Imagine a 3x3 filter applied to an image. It multiplies pixel values in its region and sums them up to produce a new pixel value in the feature map. This helps in detecting edges, textures, or patterns.
Key properties of convolution:
Stride – The step size of the filter as it moves.
Padding – Adds extra pixels around the image to preserve size.
This image show a 3x3 Laplacian filter scanning over image pixels with a stride of 1, no padding and producing a feature map.
After convolution, we use an activation function called ReLU (Rectified Linear Unit). This function introduces non-linearity, allowing CNNs to detect more complex features.
ReLU works by:
Keeping positive values unchanged
Replacing negative values with zero
This helps prevent unwanted information from passing through the network.
ReLu Activation Function Applied on a Feature Map
Pooling is used to reduce the size of feature maps while keeping important information. It helps CNNs be more efficient and less sensitive to small variations in the image.
Max Pooling – Selects the highest value in a region (helps in edge detection).
Average Pooling – Averages the values in a region (smooths out noise).
Max pooling and Average pooling. This image shows a 2x2 pooling operation reducing the image size while preserving key features.

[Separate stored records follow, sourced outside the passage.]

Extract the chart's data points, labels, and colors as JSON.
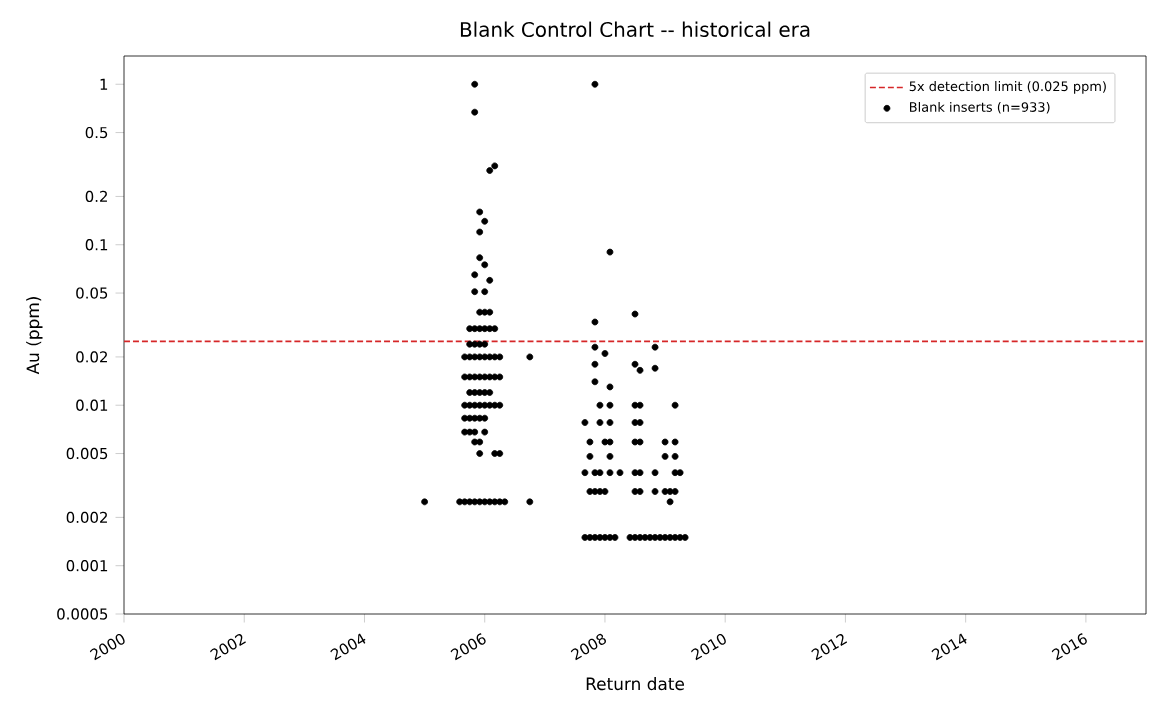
{
  "chart_data": {
    "type": "scatter",
    "title": "Blank Control Chart -- historical era",
    "xlabel": "Return date",
    "ylabel": "Au (ppm)",
    "log": "y",
    "grid": false,
    "legend": "top right",
    "xlim": [
      "2000",
      "2017"
    ],
    "xticks": [
      "2000",
      "2002",
      "2004",
      "2006",
      "2008",
      "2010",
      "2012",
      "2014",
      "2016"
    ],
    "ylim": [
      0.0005,
      1.5
    ],
    "yticks": [
      0.0005,
      0.001,
      0.002,
      0.005,
      0.01,
      0.02,
      0.05,
      0.1,
      0.2,
      0.5,
      1
    ],
    "ref_lines": [
      {
        "axis": "y",
        "value": 0.025,
        "label": "5x detection limit (0.025 ppm)",
        "color": "#d62728",
        "line_style": "dashed"
      }
    ],
    "series": [
      {
        "name": "Blank inserts (n=933)",
        "color": "#000000",
        "x": [
          "2005-01",
          "2005-08",
          "2005-09",
          "2005-10",
          "2005-11",
          "2005-12",
          "2006-01",
          "2006-02",
          "2006-03",
          "2006-04",
          "2006-05",
          "2006-10",
          "2006-10",
          "2005-11",
          "2005-11",
          "2006-02",
          "2006-03",
          "2005-12",
          "2006-01",
          "2005-12",
          "2005-12",
          "2006-01",
          "2005-11",
          "2006-02",
          "2005-11",
          "2006-01",
          "2005-12",
          "2006-01",
          "2006-02",
          "2005-10",
          "2005-11",
          "2005-12",
          "2006-01",
          "2006-02",
          "2006-03",
          "2005-10",
          "2005-11",
          "2005-12",
          "2006-01",
          "2005-09",
          "2005-10",
          "2005-11",
          "2005-12",
          "2006-01",
          "2006-02",
          "2006-03",
          "2006-04",
          "2005-09",
          "2005-10",
          "2005-11",
          "2005-12",
          "2006-01",
          "2006-02",
          "2006-03",
          "2006-04",
          "2005-10",
          "2005-11",
          "2005-12",
          "2006-01",
          "2006-02",
          "2005-09",
          "2005-10",
          "2005-11",
          "2005-12",
          "2006-01",
          "2006-02",
          "2006-03",
          "2006-04",
          "2005-09",
          "2005-10",
          "2005-11",
          "2005-12",
          "2006-01",
          "2005-09",
          "2005-10",
          "2005-11",
          "2006-01",
          "2005-11",
          "2005-12",
          "2005-12",
          "2006-03",
          "2006-04",
          "2007-11",
          "2008-02",
          "2007-11",
          "2008-07",
          "2007-11",
          "2008-11",
          "2007-11",
          "2008-01",
          "2007-11",
          "2008-07",
          "2008-08",
          "2008-11",
          "2008-02",
          "2007-12",
          "2008-02",
          "2008-07",
          "2008-08",
          "2009-03",
          "2007-09",
          "2007-12",
          "2008-02",
          "2008-07",
          "2008-08",
          "2007-10",
          "2008-01",
          "2008-02",
          "2008-07",
          "2008-08",
          "2009-01",
          "2009-03",
          "2007-10",
          "2008-02",
          "2009-01",
          "2009-03",
          "2007-09",
          "2007-11",
          "2007-12",
          "2008-02",
          "2008-04",
          "2008-07",
          "2008-08",
          "2008-11",
          "2009-03",
          "2009-04",
          "2007-10",
          "2007-11",
          "2007-12",
          "2008-01",
          "2008-07",
          "2008-08",
          "2008-11",
          "2009-01",
          "2009-02",
          "2009-03",
          "2009-02",
          "2007-09",
          "2007-10",
          "2007-11",
          "2007-12",
          "2008-01",
          "2008-02",
          "2008-03",
          "2008-06",
          "2008-07",
          "2008-08",
          "2008-09",
          "2008-10",
          "2008-11",
          "2008-12",
          "2009-01",
          "2009-02",
          "2009-03",
          "2009-04",
          "2009-05"
        ],
        "values": [
          0.0025,
          0.0025,
          0.0025,
          0.0025,
          0.0025,
          0.0025,
          0.0025,
          0.0025,
          0.0025,
          0.0025,
          0.0025,
          0.0025,
          0.02,
          1.0,
          0.67,
          0.29,
          0.31,
          0.16,
          0.14,
          0.12,
          0.083,
          0.075,
          0.065,
          0.06,
          0.051,
          0.051,
          0.038,
          0.038,
          0.038,
          0.03,
          0.03,
          0.03,
          0.03,
          0.03,
          0.03,
          0.024,
          0.024,
          0.024,
          0.024,
          0.02,
          0.02,
          0.02,
          0.02,
          0.02,
          0.02,
          0.02,
          0.02,
          0.015,
          0.015,
          0.015,
          0.015,
          0.015,
          0.015,
          0.015,
          0.015,
          0.012,
          0.012,
          0.012,
          0.012,
          0.012,
          0.01,
          0.01,
          0.01,
          0.01,
          0.01,
          0.01,
          0.01,
          0.01,
          0.0083,
          0.0083,
          0.0083,
          0.0083,
          0.0083,
          0.0068,
          0.0068,
          0.0068,
          0.0068,
          0.0059,
          0.0059,
          0.005,
          0.005,
          0.005,
          1.0,
          0.09,
          0.033,
          0.037,
          0.023,
          0.023,
          0.018,
          0.021,
          0.014,
          0.018,
          0.0165,
          0.017,
          0.013,
          0.01,
          0.01,
          0.01,
          0.01,
          0.01,
          0.0078,
          0.0078,
          0.0078,
          0.0078,
          0.0078,
          0.0059,
          0.0059,
          0.0059,
          0.0059,
          0.0059,
          0.0059,
          0.0059,
          0.0048,
          0.0048,
          0.0048,
          0.0048,
          0.0038,
          0.0038,
          0.0038,
          0.0038,
          0.0038,
          0.0038,
          0.0038,
          0.0038,
          0.0038,
          0.0038,
          0.0029,
          0.0029,
          0.0029,
          0.0029,
          0.0029,
          0.0029,
          0.0029,
          0.0029,
          0.0029,
          0.0029,
          0.0025,
          0.0015,
          0.0015,
          0.0015,
          0.0015,
          0.0015,
          0.0015,
          0.0015,
          0.0015,
          0.0015,
          0.0015,
          0.0015,
          0.0015,
          0.0015,
          0.0015,
          0.0015,
          0.0015,
          0.0015,
          0.0015,
          0.0015
        ]
      }
    ]
  }
}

After extracting features, the CNN flattens the feature maps into a 1D vector and passes them through fully connected layers. These layers:
Interpret extracted features
Assign probability scores to object categories
Output the final prediction
This is the last step before the CNN decides what an object is in an image.
CNNs are ideal for object detection because they:
Detect features at different levels (edges, textures, shapes)
Recognize objects regardless of position or scale
Are efficient for processing large datasets
Modern object detection models like YOLO (You Only Look Once), SSD (Single Shot Detector), and Faster R-CNN all use CNNs for feature extraction.